Census data show there are 9,017 long-term abandoned properties in Pittsburgh, according Bob Gradeck, a project manager at the Pitt Center for Social and Urban Research. That's about 5.8 percent of all housing units. But if you include long-time tax-delinquent properties, the number jumps.

“Anywhere between 14 and 17 percent of properties fall into this ‘no one is paying the taxes, they've abandoned the physical responsibilities,'" Gradeck says. “You look at some neighborhoods where over 50 percent of properties are tax delinquent, and other [neighborhoods] that are under 5 percent.”

Graziani, who is the former director of neighborhood initiatives in Pittsburgh, explains the difference between redevelopment authorities (like the URA) and land banks.

"A land bank most times is more focused on the transformation of vacant, abandoned properties back into productive reuse," Graziani says. "And that isn't always a market-driven approach. Land banks can be about stabilization, not just economic development."

But land banks have other tools, too. They can exercise a 'trump bid' at treasurer's sale, acquiring property without being the highest bidder. It can also exercise an expedited title-clearing process, meaning ownership conflicts are already dealt with.

Unlike the URA, though, the land bank wouldn't have the power of eminent domain (though the URA is allowed to transfer property to the land bank).

Gross' legislation would create a legally distinct entity governed by a seven member board of directors (four members would be mayoral appointees, three would be council appointees).

The board is required to use the bank's land in a way that is "consistent with the provisions of the City's Comprehensive Plan and any adopted neighborhood plans in the area," but if there is no neighborhood plan, the land bank is required to consult "with any community groups in the area."

Many in the community development world see land banks as the way forward.

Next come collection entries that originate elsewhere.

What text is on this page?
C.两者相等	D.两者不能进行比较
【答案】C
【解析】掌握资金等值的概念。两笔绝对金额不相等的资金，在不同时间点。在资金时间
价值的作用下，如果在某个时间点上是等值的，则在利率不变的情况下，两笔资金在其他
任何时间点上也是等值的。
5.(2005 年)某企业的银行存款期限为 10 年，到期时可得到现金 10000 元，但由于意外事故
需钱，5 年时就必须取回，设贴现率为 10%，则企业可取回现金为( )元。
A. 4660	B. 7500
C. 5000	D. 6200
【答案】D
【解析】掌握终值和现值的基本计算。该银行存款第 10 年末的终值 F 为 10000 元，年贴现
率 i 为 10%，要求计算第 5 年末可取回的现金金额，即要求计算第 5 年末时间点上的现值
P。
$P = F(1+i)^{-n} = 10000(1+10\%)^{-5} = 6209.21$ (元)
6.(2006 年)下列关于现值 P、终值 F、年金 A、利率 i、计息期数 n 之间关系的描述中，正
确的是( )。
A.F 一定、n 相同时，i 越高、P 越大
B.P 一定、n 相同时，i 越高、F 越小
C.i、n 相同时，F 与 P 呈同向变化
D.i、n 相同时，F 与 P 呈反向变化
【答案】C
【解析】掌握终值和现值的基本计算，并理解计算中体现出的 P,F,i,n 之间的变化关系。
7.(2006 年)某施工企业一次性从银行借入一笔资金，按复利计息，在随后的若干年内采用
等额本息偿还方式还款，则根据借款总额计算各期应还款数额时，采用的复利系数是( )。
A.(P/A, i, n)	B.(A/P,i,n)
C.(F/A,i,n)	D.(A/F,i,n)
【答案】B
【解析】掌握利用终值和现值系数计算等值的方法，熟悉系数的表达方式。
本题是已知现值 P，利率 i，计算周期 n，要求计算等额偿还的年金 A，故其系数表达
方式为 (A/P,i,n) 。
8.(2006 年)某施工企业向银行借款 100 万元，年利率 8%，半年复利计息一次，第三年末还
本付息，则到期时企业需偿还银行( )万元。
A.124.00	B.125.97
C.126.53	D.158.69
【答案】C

“It’s just sort of a tangled mess,” says Aggie Brose of the current system. She's the deputy director of the Bloomfield Garfield Corporation. The streamlined process of title clearing would help reduce the number of blighted properties, she says, noting "Developers aren't going to wait for us while we sit on our hands."

Still, it isn't entirely clear how the land bank will be funded; Gross' legislation doesn't create a funding stream. Though land banks can generate revenue by selling property and recapturing taxes, blighted and abandoned properties can be expensive to maintain — one of the reasons the city isn't interested in them in the first place.

The legislation also calls for at least two dedicated staff members, an added cost.

Gross says outside grants are a funding possibility along with selling property assets — and she didn't rule out support from the city.

And while the land bank has advantages, "It doesn't create markets," Hersh says. "It’s not like you’ll see overnight transformation.”

If the legislation passes, the land bank board is scheduled to be seated March 31.